En ces heures graves, en ces heures de crise inédite, en ces heures de doutes, moi, Stéphane 1er déclare que dorénavant, nous serons en confinement afin de ne pas être en contact trop proches avec tous ceux qui sont finement cons. Je sais que mes propos sont subjectifs et élitistes mais que voulez-vous, quand on est dictateur, on a le choix des armes. Et moi, j’ai choisi de ne pas aller voter, hier. Pour la seconde fois de ma vie, je n’ai pas rempli mon devoir citoyen en respectant mes devoirs civiques : ne pas aller dans un endroit à risques.
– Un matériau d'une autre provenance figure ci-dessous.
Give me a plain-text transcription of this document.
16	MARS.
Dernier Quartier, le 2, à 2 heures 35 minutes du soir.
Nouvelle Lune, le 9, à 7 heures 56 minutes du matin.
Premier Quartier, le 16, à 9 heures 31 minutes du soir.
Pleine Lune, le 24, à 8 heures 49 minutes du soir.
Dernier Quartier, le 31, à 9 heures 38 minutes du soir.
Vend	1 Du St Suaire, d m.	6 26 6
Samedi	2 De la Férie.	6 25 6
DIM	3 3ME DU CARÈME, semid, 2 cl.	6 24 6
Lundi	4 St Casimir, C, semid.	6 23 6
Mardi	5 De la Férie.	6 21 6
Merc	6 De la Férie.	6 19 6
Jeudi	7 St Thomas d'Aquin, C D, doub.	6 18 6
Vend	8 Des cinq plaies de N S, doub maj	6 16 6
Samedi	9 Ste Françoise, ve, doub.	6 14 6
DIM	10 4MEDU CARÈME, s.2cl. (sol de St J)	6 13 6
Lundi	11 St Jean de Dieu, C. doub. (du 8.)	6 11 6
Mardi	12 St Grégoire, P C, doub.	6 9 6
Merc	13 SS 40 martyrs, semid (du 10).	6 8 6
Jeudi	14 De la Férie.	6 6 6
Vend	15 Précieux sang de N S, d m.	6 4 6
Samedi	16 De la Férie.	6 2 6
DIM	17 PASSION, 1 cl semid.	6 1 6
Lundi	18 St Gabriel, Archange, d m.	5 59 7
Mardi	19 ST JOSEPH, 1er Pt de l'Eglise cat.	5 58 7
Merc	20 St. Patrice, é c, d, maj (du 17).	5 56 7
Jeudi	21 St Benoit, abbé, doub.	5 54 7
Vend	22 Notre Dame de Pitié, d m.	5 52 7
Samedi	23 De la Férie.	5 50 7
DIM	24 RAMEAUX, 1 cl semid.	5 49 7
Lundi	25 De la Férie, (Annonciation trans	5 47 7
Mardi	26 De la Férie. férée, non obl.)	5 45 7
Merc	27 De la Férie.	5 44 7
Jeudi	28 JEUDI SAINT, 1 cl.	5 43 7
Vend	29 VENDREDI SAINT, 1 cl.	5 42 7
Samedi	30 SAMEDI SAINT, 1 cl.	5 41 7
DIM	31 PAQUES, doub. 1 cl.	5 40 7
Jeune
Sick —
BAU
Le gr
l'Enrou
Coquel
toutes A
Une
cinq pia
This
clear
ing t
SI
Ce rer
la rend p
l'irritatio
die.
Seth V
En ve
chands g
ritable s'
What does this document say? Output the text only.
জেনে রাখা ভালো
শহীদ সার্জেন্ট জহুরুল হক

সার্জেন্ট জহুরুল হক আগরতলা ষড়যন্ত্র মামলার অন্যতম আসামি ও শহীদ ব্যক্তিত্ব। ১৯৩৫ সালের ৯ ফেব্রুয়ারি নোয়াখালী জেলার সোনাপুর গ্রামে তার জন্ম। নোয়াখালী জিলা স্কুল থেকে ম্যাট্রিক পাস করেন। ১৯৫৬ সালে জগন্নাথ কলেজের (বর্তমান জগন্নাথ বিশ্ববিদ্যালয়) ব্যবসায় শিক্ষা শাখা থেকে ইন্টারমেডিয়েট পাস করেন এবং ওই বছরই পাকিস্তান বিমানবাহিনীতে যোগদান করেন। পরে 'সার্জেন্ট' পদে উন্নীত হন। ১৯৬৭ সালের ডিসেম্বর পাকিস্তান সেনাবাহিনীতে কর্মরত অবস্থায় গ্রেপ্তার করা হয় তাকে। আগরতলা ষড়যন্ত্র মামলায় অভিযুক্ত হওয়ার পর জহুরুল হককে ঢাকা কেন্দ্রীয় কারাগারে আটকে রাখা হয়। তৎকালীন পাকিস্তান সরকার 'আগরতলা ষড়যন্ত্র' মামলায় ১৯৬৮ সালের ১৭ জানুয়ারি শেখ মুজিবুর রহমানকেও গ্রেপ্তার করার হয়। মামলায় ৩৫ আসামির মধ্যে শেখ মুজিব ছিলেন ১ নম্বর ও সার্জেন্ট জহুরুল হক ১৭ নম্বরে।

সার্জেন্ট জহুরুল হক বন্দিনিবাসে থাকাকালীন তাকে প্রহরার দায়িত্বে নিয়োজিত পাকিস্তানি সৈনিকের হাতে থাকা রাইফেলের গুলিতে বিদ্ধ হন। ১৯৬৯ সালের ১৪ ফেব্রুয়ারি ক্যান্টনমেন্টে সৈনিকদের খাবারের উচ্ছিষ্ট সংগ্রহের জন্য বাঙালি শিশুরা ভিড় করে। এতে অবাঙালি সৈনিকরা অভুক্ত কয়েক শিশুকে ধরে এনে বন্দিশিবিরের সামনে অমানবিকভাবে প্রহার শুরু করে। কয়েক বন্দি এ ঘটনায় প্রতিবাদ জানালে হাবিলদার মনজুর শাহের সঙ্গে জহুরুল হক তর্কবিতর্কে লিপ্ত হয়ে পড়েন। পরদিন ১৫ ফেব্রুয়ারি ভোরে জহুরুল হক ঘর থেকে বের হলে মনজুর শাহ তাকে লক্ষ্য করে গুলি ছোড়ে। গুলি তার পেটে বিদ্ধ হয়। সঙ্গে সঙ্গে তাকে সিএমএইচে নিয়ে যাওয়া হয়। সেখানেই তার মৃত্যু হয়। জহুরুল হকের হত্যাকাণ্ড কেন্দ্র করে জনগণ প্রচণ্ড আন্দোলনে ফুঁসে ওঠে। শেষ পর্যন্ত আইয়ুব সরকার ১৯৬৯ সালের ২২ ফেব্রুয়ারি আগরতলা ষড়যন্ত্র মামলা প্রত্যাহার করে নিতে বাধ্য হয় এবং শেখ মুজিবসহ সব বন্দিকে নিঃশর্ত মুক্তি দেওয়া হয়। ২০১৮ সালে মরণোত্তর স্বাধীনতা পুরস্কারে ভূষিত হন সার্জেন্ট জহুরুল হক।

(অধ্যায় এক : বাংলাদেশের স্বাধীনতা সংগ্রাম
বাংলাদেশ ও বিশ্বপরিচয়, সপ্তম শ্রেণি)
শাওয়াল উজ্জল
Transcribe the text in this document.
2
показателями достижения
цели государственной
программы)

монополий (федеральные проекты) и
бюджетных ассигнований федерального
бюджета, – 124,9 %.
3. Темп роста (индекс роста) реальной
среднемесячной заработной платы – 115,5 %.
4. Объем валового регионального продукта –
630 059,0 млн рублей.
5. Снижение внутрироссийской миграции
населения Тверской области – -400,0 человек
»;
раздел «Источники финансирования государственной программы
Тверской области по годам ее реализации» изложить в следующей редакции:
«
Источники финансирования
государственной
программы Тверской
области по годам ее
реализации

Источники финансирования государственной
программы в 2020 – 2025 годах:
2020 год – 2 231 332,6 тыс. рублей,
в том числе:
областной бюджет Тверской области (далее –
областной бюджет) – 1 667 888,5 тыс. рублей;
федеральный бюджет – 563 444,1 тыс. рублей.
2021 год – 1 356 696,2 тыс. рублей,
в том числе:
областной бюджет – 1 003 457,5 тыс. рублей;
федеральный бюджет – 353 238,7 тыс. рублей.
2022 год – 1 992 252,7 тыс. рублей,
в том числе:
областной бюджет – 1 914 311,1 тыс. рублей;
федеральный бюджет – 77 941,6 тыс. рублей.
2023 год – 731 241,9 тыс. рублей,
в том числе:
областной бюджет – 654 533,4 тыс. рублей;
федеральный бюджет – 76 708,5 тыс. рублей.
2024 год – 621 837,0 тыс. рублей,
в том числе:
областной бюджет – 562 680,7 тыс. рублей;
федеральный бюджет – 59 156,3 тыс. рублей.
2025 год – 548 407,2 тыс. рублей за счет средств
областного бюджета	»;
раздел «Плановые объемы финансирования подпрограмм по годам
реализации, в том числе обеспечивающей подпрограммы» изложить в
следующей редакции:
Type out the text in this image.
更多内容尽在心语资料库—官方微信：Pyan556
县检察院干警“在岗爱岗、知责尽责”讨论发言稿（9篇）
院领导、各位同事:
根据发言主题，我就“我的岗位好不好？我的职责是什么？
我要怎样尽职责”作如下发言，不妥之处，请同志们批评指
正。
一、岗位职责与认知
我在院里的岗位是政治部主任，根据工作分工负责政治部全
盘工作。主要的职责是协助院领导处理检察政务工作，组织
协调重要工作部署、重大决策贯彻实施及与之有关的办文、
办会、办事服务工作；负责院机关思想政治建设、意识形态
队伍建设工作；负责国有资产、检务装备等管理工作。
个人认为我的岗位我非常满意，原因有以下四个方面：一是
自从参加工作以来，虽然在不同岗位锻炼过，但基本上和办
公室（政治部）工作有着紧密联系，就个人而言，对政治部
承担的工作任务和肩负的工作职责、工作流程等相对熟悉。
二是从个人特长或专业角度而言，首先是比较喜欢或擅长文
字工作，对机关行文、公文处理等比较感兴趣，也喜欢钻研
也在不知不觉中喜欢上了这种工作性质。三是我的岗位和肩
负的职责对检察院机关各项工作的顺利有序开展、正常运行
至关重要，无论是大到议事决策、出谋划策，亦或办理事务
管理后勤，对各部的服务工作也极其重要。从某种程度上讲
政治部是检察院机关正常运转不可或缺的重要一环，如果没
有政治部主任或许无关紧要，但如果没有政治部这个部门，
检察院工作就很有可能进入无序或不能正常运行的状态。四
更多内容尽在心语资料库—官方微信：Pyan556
La première fois que je n’ai pas voté, j’avais oublié de prévoir une procuration alors que j’étais en vacances à l’étranger, à l’époque où les frontières étaient encore ouvertes et où un passeport français pouvait nous faire ouvrir bon nombre de portes.

J’ai choisi de ne pas aller voter et si ça m’en a coûté, moralement, j’ai préféré jouer la carte de la sécurité. De ma sécurité et de celle de mes proches car si je ne suis plus quelqu’un de sain, je risque de contaminer des gens de mon entourage qui n’ont rien demandé venant de moi. Enfin voilà, quoi. J’ai été un mauvais français d’un côté et en bon citoyen de l’autre. Entre les deux, mon corps a balancé. Il a chanté « poussez, poussez l’escarpolette » et ça n’a pas vraiment fait avancer le Schmilblick. Et quand j’ai entendu Marine Le Pen, hier soir, critiquer le gouvernement et le président pour ensuite, dire que le temps n’était pas à la polémique, je me suis dit que là, on n’était plus dans le finement con mais dans le grassement con et là, le jeu de mots du titre n’avait plus aucune valeur.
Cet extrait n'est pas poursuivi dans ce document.